I second. Just because something can survive does not make it thriving.


----------



## big b (Jun 28, 2014)

ChrisH14 said:


> Yes I'm aware of how big they can get


If your aware of how big they get, then why do you want this fish?


----------



## big b (Jun 28, 2014)

ChrisH14 said:


> They did great in a 55 before so..


That is what you assume. If I may ask, how do you know that they did great?


----------



## FishyFriend (Oct 20, 2014)

ChrisH14 said:


> I have a 55, I have had them a few times before, never had one grow over 8 inches


These fish can get 3-4 feet , a 55 gallon is nowhere near big enough & even if they survive they will be stunted & live short unhappy lives
Stunted growth means stunted lives ? Seriously Fish


----------



## franksaquarium (Jul 11, 2015)

I agree. This is not a fish for the average home aquarium. Even public aquariums have a hard time displaying this fish. Might I suggest an alternative? There is a species out of India called _Neotropius atherinoides_, common name Indian Potsi. It kinda looks like a _Pangasius_, but reaches a far more manageable size of 6". I've had them before in my own tank and found them to be a great little fish. While it may be difficult to find in your local shop, it's worth trying to track it down. If you Google the scientific name, you can see a pic of this fish.


----------



## mambee (Jul 19, 2013)

Jumbo fish that stay small in an aquarium are just stunted. Do yourself a favor and get some debauwi catfish. They look similar to iridescent sharks but stay small.


----------



## franksaquarium (Jul 11, 2015)

mambee said:


> Jumbo fish that stay small in an aquarium are just stunted. Do yourself a favor and get some debauwi catfish. They look similar to iridescent sharks but stay small.

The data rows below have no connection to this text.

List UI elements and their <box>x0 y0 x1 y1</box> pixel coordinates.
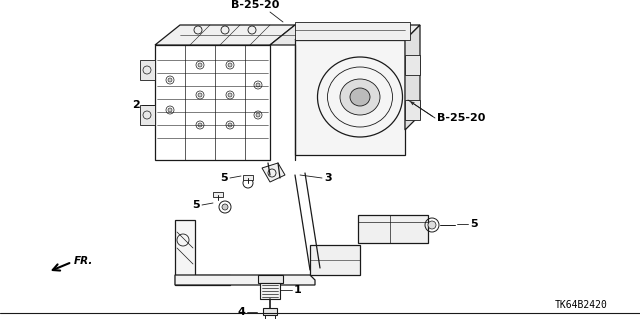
Text: B-25-20: B-25-20 <box>437 113 485 123</box>
Text: 3: 3 <box>324 173 332 183</box>
Bar <box>140 105 155 125</box>
Bar <box>243 175 253 180</box>
Bar <box>295 22 410 40</box>
Text: 5: 5 <box>220 173 228 183</box>
Bar <box>265 315 275 319</box>
Polygon shape <box>295 25 420 40</box>
Bar <box>213 192 223 197</box>
Text: B-25-20: B-25-20 <box>231 0 279 10</box>
Polygon shape <box>262 163 285 182</box>
Text: 5: 5 <box>193 200 200 210</box>
Circle shape <box>222 204 228 210</box>
Bar <box>405 55 420 75</box>
Bar <box>350 25 375 35</box>
Bar <box>358 215 428 243</box>
Circle shape <box>228 93 232 97</box>
Circle shape <box>428 221 436 229</box>
Ellipse shape <box>350 88 370 106</box>
Polygon shape <box>175 220 230 285</box>
Text: FR.: FR. <box>74 256 93 266</box>
Circle shape <box>256 113 260 117</box>
Circle shape <box>228 63 232 67</box>
Circle shape <box>228 123 232 127</box>
Ellipse shape <box>340 79 380 115</box>
Text: 5: 5 <box>470 219 477 229</box>
Bar <box>258 275 283 283</box>
Bar <box>140 60 155 80</box>
Bar <box>155 45 270 160</box>
Text: TK64B2420: TK64B2420 <box>555 300 608 310</box>
Text: 4: 4 <box>237 307 245 317</box>
Bar <box>405 100 420 120</box>
Circle shape <box>198 63 202 67</box>
Polygon shape <box>270 25 320 45</box>
Bar <box>260 283 280 299</box>
Text: 1: 1 <box>294 285 301 295</box>
Polygon shape <box>175 275 315 285</box>
Circle shape <box>256 83 260 87</box>
Circle shape <box>198 123 202 127</box>
Polygon shape <box>405 25 420 130</box>
Bar <box>310 245 360 275</box>
Circle shape <box>168 78 172 82</box>
Polygon shape <box>155 25 295 45</box>
Bar <box>263 308 277 315</box>
Circle shape <box>198 93 202 97</box>
Bar <box>295 40 405 155</box>
Text: 2: 2 <box>132 100 140 110</box>
Circle shape <box>168 108 172 112</box>
Bar <box>305 25 340 37</box>
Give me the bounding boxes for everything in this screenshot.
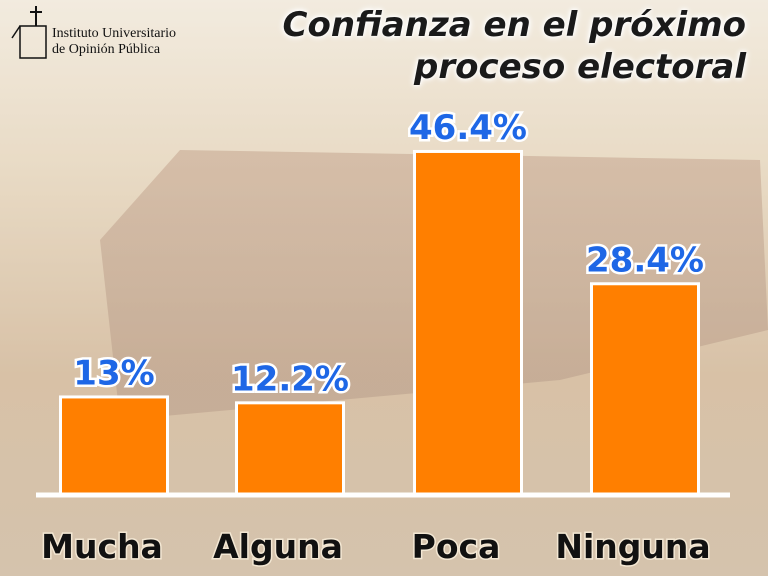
chart-title-line-2: proceso electoral xyxy=(413,47,746,87)
logo-text: Instituto Universitario de Opinión Públi… xyxy=(52,26,176,58)
logo-line-2: de Opinión Pública xyxy=(52,42,161,57)
category-label: Ninguna xyxy=(555,527,710,566)
category-label: Poca xyxy=(412,527,501,566)
bar xyxy=(416,152,520,494)
chart-title-line-1: Confianza en el próximo xyxy=(282,5,746,45)
data-label: 28.4% xyxy=(586,240,704,280)
cross-logo-icon xyxy=(11,6,47,59)
data-label: 12.2% xyxy=(231,359,349,399)
category-label: Alguna xyxy=(213,527,343,566)
data-label: 13% xyxy=(73,353,154,393)
data-label: 46.4% xyxy=(409,108,527,148)
logo: Instituto Universitario de Opinión Públi… xyxy=(6,4,196,60)
category-label: Mucha xyxy=(41,527,163,566)
bar xyxy=(62,398,166,494)
bar xyxy=(238,404,342,494)
chart-title: Confianza en el próximo proceso electora… xyxy=(246,4,746,88)
bar xyxy=(593,285,697,494)
logo-line-1: Instituto Universitario xyxy=(52,26,177,41)
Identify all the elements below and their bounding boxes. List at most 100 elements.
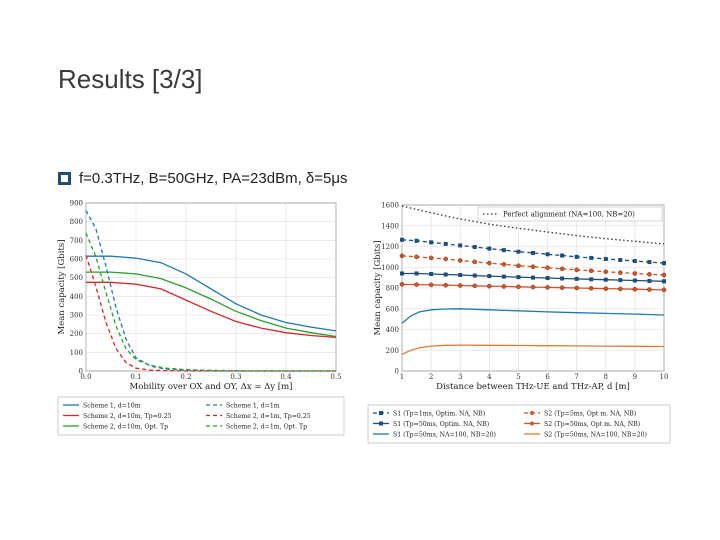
chart-mobility: 0.0 0.1 0.2 0.3 0.4 0.5 0 100 200 300 400 500 600 700…: [57, 200, 345, 436]
legend-label: Scheme 2, d=1m, Opt. Tp: [226, 424, 307, 431]
data-point: [545, 285, 550, 290]
bullet-line: f=0.3THz, B=50GHz, PA=23dBm, δ=5μs: [58, 170, 348, 187]
data-point: [487, 274, 492, 279]
legend-marker: [530, 421, 534, 426]
slide-title: Results [3/3]: [58, 64, 203, 94]
data-point: [574, 267, 579, 273]
legend-label: Scheme 2, d=1m, Tp=0.25: [226, 413, 311, 420]
data-point: [618, 286, 623, 292]
y-tick-label: 1000: [381, 264, 399, 272]
legend-box: [57, 396, 345, 436]
data-point: [516, 263, 521, 268]
y-tick-label: 100: [70, 349, 83, 357]
x-tick-label: 0.2: [180, 373, 191, 381]
data-point: [618, 270, 623, 275]
x-axis-label: Mobility over OX and OY, Δx = Δy [m]: [130, 382, 293, 392]
data-point: [603, 269, 609, 275]
legend-label: Scheme 2, d=10m, Tp=0.25: [83, 413, 172, 420]
data-point: [662, 261, 666, 266]
data-point: [647, 272, 652, 277]
data-point: [472, 245, 477, 250]
x-tick-label: 10: [660, 373, 669, 381]
data-point: [618, 257, 623, 262]
data-point: [574, 254, 579, 259]
data-point: [443, 256, 448, 262]
series-line: [86, 271, 337, 338]
legend-label: S1 (Tp=50ms, NA=100, NB=20): [393, 432, 496, 439]
data-point: [560, 276, 565, 281]
data-point: [530, 264, 536, 270]
x-tick-label: 4: [487, 373, 492, 381]
data-point: [603, 286, 609, 291]
series-line: [86, 255, 337, 332]
data-point: [399, 253, 405, 259]
data-point: [618, 278, 623, 283]
data-point: [501, 262, 507, 267]
data-point: [647, 260, 652, 265]
data-point: [516, 249, 521, 254]
data-point: [414, 254, 419, 260]
data-point: [487, 283, 492, 289]
data-point: [400, 271, 404, 276]
data-point: [428, 282, 434, 288]
y-tick-label: 900: [70, 200, 83, 208]
data-point: [487, 246, 492, 251]
data-point: [545, 276, 550, 281]
x-tick-label: 7: [574, 373, 578, 381]
series-line: [401, 308, 665, 324]
data-point: [603, 256, 608, 261]
data-point: [588, 268, 594, 274]
data-point: [647, 287, 652, 292]
x-tick-label: 6: [545, 373, 550, 381]
data-point: [661, 287, 667, 293]
series-line: [401, 205, 665, 245]
x-tick-label: 1: [400, 373, 404, 381]
data-point: [414, 271, 419, 276]
y-tick-label: 200: [386, 347, 399, 355]
data-point: [501, 284, 507, 289]
data-point: [603, 277, 608, 282]
data-point: [661, 272, 667, 278]
y-axis-label: Mean capacity [Gbits]: [373, 240, 383, 335]
legend-label: Scheme 1, d=10m: [83, 403, 141, 410]
y-tick-label: 200: [70, 330, 83, 338]
data-point: [559, 266, 565, 272]
x-tick-label: 0.1: [130, 373, 141, 381]
y-tick-label: 600: [386, 305, 399, 313]
y-tick-label: 1200: [381, 243, 399, 251]
y-tick-label: 800: [386, 285, 399, 293]
x-tick-label: 9: [633, 373, 637, 381]
legend-marker: [379, 411, 383, 415]
data-point: [457, 283, 463, 288]
data-point: [530, 284, 536, 290]
data-point: [501, 248, 506, 253]
data-point: [531, 250, 535, 255]
bullet-text: f=0.3THz, B=50GHz, PA=23dBm, δ=5μs: [79, 170, 348, 187]
x-tick-label: 0.4: [280, 373, 292, 381]
data-point: [516, 284, 521, 290]
series-line: [85, 210, 336, 372]
data-point: [487, 260, 492, 266]
x-tick-label: 0.3: [230, 373, 241, 381]
data-point: [545, 265, 550, 271]
x-tick-label: 2: [429, 373, 433, 381]
data-point: [414, 282, 419, 287]
data-point: [458, 273, 463, 278]
data-point: [400, 237, 404, 242]
series-line: [401, 344, 665, 355]
data-point: [574, 285, 579, 291]
data-point: [443, 272, 448, 277]
bullet-square-icon: [58, 172, 71, 185]
legend-label: S1 (Tp=50ms, Optim. NA, NB): [393, 421, 489, 428]
data-point: [501, 274, 506, 279]
legend-label: S2 (Tp=50ms, NA=100, NB=20): [544, 432, 647, 439]
y-tick-label: 400: [70, 293, 83, 301]
y-tick-label: 0: [395, 368, 399, 376]
x-tick-label: 0.0: [80, 373, 91, 381]
data-point: [589, 255, 594, 260]
data-point: [429, 240, 434, 245]
x-axis-label: Distance between THz-UE and THz-AP, d [m…: [436, 382, 630, 392]
data-point: [559, 285, 565, 290]
y-tick-label: 700: [70, 237, 83, 245]
data-point: [429, 271, 434, 276]
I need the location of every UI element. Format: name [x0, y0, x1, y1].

An excellent suggestion, and this is a fish that is much easier to find than _Neotropius atherinoides_.

Frank


----------



## mambee (Jul 19, 2013)

I remember having iridescent sharks when I was a kid (over 40 years ago). Besides growing too large, they are very nervous fish which spook easily and damage themselves by crashing into things.


----------